Akhirnya permainan selesai yang dimenangkan oleh Vivi. Dan yang kalah adalah Cia. Cia terus saja mencak mencak tidak jelas. Ia tidak terima jika dirinya yang kalah. Ia merasa terdzolimi sekarang. Cia terlihat semakin cemas. Ia tidak ingin menjalankan hukuman yang telah mereka sepakati sebelum memulai permainan.

Cia harus menelpon satu nomor teman kelasnya. Dan yang terpilih adalah Arga. Cia sebenarnya tidak begitu dekat dengan Arga. Ia lebih baik menelpon Reno saja karena mereka sudah sekelas sejak kelas sepuluh. Sedangkan Arga hanya dikelas duabelas saja mereka sekelas.

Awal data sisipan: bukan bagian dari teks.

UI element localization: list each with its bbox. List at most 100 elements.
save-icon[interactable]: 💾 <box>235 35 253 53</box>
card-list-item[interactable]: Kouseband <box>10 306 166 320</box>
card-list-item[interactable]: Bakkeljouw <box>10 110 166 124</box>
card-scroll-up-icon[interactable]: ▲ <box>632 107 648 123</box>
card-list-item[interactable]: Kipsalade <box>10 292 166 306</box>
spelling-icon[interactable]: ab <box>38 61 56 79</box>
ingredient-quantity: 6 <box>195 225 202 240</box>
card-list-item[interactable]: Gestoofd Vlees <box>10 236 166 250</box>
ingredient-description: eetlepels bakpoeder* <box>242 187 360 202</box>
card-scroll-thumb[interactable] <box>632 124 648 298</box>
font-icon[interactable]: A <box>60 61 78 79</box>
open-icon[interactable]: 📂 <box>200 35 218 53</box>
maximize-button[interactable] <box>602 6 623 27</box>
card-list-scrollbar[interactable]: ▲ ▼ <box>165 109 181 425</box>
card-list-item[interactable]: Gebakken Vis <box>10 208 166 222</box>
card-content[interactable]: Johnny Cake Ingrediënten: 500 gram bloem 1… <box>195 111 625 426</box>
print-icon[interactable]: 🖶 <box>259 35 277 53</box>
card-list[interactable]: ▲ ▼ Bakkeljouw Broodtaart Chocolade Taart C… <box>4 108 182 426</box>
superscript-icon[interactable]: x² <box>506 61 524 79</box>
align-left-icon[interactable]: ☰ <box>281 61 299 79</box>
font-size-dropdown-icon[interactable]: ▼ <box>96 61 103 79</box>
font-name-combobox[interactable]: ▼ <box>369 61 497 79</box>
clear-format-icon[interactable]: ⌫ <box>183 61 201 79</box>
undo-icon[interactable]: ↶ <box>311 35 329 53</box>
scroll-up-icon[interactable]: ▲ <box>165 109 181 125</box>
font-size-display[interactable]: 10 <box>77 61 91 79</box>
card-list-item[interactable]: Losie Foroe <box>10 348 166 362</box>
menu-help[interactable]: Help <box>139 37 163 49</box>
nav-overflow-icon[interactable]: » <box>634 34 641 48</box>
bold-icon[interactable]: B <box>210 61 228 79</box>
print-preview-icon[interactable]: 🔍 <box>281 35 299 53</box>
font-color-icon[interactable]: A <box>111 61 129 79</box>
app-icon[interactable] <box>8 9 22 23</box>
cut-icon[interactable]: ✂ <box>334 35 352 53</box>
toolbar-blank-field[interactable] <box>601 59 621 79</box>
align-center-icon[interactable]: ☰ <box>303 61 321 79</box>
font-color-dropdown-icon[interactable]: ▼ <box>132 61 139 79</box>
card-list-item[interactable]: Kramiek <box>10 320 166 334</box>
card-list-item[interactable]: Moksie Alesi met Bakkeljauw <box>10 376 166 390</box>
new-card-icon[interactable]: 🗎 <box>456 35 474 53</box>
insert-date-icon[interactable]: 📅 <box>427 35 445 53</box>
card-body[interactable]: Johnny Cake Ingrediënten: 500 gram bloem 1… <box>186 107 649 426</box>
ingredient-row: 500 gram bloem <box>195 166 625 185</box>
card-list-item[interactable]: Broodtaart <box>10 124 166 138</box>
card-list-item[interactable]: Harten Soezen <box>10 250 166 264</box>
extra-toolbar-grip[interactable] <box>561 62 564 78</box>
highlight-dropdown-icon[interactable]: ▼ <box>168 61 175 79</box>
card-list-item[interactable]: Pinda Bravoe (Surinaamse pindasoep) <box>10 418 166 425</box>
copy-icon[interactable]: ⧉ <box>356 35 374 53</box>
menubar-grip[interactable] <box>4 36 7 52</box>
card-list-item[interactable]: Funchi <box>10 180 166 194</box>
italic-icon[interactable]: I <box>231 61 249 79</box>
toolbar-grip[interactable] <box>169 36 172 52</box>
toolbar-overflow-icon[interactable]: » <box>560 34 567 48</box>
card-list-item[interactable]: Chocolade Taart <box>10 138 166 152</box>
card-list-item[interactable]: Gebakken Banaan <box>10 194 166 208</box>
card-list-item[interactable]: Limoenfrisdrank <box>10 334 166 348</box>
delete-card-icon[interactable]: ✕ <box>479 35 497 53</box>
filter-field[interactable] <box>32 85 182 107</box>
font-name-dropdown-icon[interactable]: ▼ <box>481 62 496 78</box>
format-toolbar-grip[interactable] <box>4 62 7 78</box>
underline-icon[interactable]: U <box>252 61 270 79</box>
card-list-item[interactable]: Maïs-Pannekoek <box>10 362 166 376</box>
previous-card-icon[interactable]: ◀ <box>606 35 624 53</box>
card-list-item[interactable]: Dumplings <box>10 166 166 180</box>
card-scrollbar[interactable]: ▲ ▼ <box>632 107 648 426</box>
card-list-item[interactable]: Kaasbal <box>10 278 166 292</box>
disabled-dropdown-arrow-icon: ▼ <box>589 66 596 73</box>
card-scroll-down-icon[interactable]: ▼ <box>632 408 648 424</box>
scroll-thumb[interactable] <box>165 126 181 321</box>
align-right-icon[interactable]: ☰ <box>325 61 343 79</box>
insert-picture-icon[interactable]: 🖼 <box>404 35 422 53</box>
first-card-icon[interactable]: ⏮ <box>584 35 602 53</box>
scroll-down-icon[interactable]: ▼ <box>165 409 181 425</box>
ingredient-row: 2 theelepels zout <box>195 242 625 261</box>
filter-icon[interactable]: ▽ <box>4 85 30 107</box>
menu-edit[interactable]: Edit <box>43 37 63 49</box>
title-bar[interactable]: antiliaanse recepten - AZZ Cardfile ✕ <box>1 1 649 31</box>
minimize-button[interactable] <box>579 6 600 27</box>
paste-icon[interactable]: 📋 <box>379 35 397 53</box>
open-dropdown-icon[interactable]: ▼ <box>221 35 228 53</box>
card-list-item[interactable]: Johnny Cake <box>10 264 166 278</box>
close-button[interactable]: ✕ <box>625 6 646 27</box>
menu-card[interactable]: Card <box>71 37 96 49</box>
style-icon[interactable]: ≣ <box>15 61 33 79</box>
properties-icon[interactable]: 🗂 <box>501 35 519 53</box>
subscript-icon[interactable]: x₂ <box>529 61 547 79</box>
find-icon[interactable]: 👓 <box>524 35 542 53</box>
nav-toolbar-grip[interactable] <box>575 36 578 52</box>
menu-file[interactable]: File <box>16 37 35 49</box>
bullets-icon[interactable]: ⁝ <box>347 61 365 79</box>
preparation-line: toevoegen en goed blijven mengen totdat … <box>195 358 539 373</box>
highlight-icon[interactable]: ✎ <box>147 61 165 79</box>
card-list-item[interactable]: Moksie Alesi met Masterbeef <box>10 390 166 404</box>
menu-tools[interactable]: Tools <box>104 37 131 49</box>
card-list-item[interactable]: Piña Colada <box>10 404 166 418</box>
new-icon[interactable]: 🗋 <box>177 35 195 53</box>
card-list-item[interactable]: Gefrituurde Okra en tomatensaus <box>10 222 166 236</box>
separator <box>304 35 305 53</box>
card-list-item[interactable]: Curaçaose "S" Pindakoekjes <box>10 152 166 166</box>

Dengan tiba tiba Vivi melempar ponsel Cia yang untung saja dapat ditangkap oleh Cia. Kalau tidak kepalanya bisa benjol kena lemparan ponselnya sendiri. Cia terlihat sedang menimang nimang. Jantung serasa berdebar. Baru kali ini ia akan mengatakan suka pada seseorang selain Devo. Tangannya sedari tadi meremas ponsel tanda ia sedang gugup.

"Udah ah ayo, kelamaan mikir lo" ucap Vivi tidak sabaran.

"Iya bentar. Sabar dong, tunggu gue rileks dulu" ucap Cia mencoba bernegosiasi. Vivi tidak terima dengan yang Cia ucapkan. Ia langsung saja merebut ponsel yang ada digenggaman Cia. Ia langsung mencari kontak bernama Arga, dan ketemu.

Vivi langsung mengklik tombol panggil, ternyata berdering. Tidak diangkat angkat juga. Ini sudah yang ketiga kalinya menelpon tapi hanya berdering saja.

"Lo udah sekontak belum sama si Arga?" tanya Nara.

"Udah Ra" jawab Cia dengan lesu. Vivi mencoba memanggil sekali lagi. Jika masih tidak diangkat juga, terpaksa harus ditunda nanti malam. Tak disangka, panggilannya diangkat. Tetapi tidak ada sahutan dari sana. Vivi langsung saja memberikan ponsel itu kepada Cia. Tak lupa juga ia menloadspeaker panggilannya agar dapat mendengar apa respon dari Arga nanti.

"Ha-halo Ga" Cia mulai berani bersuara. Tetapi tetap tidak ada sahutan sama sekali. Malah terdengar umpatan dari Reno yang terdengar. Sepertinya ia sedang bermain ps dengan teman temannya. Sepertinya Arga menunggu apa yang akan Cia katakan.

"Gue mau ngomong sesuatu sama lo..." jeda sejenak, Cia mencoba menarik nafas dalam dalam agar lebih tenang lagi. "Sebenarnya gue emm...suka sama lo, Ga" tetap tidak ada sahutan sama sekali. Cia saat ini sedang ketakutan. Ia takut jika Devo mengetahui hal ini. Bisa salah paham nanti dia.